Qualquer que tenha sido o motivo, acaso, descuido ou sorte, essa
feliz coincidência, que deve ter ocorrido por volta de 7000 a.C. à sombra do
Cáucaso, mudou dramaticamente a maneira de a humanidade tratar duas de suas
funções mais básicas – beber e comer.
Atravessando a Ásia
Menor, levada pela marcha da civilização, a prática aprimorou-se e foi
conquistando mesas e hábitos, dos mais simples aos mais sofisticados, dos mais
profanos aos mais sagrados. Deu origem a, pelo menos, um deus mitológico, regou
vários rituais, tornou-se indispensável em todas as celebrações, das bacanálias
à Última Ceia.
Hoje, seja na mais modesta tasca ou no mais real dos salons, colorindo copos de vidro ou cálices
de cristal com cores que vão do suave amarelo ao carmim rútilo, todo vinho tem
sempre sua história para contar.
Porque, das planícies de onde nasceu até estes primórdios do
terceiro milênio, o processo descoberto talvez sem querer passou por muitos
aperfeiçoamentos. Atualmente, é uma arte, cujos artífices procuram o melhor
casamento entre cepa, solo e sol, e fazer com que dele surja a verdadeira voz
do terroir, a inquestionável alma do
vinhedo. E, é só o começo.
A partir daí, o caráter final do líquido que vai ser aprisionado
nas garrafas e entregue a um consumidor, cujo ávido paladar pode estar do outro
lado do mundo, vai ser produto de várias escolhas. Ele poderá ser um varietal
egoísta em sua individualidade, ou um concerto de castas e famílias de uvas, em
combinações incalculáveis. Poderá estagiar por períodos diversos em contato com
madeiras de outros países. Dependendo dos caprichos do tempo, talvez nem tenha
nome em anos maus. Viajará muito ou pouco, bem ou mal. Será guardado com
carinho e preceito ou abandonado à sua sorte.

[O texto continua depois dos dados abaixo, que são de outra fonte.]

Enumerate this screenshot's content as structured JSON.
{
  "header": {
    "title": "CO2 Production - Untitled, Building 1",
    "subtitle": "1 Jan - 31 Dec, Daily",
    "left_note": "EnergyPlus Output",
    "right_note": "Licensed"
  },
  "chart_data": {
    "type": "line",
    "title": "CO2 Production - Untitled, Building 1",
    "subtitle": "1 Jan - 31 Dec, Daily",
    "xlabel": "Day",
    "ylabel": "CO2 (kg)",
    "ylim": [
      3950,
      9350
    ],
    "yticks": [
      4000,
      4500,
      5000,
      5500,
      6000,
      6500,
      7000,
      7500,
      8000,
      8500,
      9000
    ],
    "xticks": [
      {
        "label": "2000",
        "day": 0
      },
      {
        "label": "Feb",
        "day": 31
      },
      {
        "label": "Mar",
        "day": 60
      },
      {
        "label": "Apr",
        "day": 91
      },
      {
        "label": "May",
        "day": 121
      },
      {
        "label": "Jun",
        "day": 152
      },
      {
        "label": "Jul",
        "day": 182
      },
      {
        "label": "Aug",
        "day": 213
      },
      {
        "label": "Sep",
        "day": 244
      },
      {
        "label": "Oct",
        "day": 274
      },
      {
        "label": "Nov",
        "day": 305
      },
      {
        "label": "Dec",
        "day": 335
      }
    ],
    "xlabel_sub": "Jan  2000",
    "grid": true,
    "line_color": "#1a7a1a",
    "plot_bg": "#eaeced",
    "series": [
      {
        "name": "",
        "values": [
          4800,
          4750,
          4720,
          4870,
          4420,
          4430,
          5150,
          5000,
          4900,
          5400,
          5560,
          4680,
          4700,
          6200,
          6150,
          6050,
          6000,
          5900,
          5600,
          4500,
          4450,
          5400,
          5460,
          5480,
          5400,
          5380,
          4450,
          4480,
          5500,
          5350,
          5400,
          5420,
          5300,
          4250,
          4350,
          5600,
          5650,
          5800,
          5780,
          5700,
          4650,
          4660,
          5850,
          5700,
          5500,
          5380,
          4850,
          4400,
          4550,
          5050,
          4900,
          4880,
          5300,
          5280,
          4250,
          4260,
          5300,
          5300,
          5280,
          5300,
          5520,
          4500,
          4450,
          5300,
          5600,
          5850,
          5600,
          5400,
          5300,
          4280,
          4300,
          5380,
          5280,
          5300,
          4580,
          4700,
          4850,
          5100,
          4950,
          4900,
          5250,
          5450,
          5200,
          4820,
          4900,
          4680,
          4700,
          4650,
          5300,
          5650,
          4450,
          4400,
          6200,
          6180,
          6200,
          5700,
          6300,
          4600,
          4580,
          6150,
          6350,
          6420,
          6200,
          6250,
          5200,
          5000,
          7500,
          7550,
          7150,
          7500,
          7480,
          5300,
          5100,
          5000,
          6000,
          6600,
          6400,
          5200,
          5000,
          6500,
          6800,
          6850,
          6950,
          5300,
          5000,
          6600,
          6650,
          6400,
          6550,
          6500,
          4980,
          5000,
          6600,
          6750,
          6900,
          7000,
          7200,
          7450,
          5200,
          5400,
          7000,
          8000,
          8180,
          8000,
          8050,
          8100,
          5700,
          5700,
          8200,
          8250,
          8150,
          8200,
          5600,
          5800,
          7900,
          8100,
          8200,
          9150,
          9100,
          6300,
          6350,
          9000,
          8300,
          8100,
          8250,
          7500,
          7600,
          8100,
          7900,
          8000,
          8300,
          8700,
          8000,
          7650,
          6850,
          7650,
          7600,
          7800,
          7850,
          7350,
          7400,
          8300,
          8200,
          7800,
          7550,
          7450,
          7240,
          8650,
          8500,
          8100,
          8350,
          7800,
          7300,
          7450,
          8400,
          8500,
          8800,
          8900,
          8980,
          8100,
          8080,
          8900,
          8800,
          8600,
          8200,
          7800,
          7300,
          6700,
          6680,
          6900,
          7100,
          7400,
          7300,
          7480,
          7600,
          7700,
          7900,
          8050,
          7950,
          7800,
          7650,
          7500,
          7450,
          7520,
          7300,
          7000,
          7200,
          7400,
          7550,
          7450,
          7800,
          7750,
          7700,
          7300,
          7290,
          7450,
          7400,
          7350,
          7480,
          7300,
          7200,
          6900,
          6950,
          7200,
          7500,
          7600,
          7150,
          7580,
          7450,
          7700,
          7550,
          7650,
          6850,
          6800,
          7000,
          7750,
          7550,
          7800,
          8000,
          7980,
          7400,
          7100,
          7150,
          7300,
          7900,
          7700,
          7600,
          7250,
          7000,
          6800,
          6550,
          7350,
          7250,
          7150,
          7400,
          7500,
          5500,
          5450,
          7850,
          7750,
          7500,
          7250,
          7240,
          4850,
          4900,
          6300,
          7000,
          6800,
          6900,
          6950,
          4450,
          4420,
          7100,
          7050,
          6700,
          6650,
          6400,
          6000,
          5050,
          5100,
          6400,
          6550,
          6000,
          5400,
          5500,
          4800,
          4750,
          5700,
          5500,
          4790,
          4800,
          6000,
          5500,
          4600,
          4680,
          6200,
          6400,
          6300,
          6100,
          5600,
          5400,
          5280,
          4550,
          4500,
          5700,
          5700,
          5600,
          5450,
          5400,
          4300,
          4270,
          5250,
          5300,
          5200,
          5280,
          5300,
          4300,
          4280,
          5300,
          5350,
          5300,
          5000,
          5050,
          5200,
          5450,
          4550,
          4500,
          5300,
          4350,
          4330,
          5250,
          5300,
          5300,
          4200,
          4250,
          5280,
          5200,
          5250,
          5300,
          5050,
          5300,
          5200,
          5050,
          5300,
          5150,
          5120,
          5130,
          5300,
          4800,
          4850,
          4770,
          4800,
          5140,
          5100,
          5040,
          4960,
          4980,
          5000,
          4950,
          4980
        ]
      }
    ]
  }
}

Estas são as histórias que ele contará, a você, no momento em
que tirar a rolha, deixar que ele respire o novo ar; no ponto em que ele vazar voluptuosamente
para dentro do seu copo; no instante em que você sentir seu perfume, examinar
sua cor; na hora em que ele tocar os seus lábios.
E, se o que ele tiver para contar o fizer sorrir, feche os olhos
e agradeça a todos os seus deuses pela dádiva.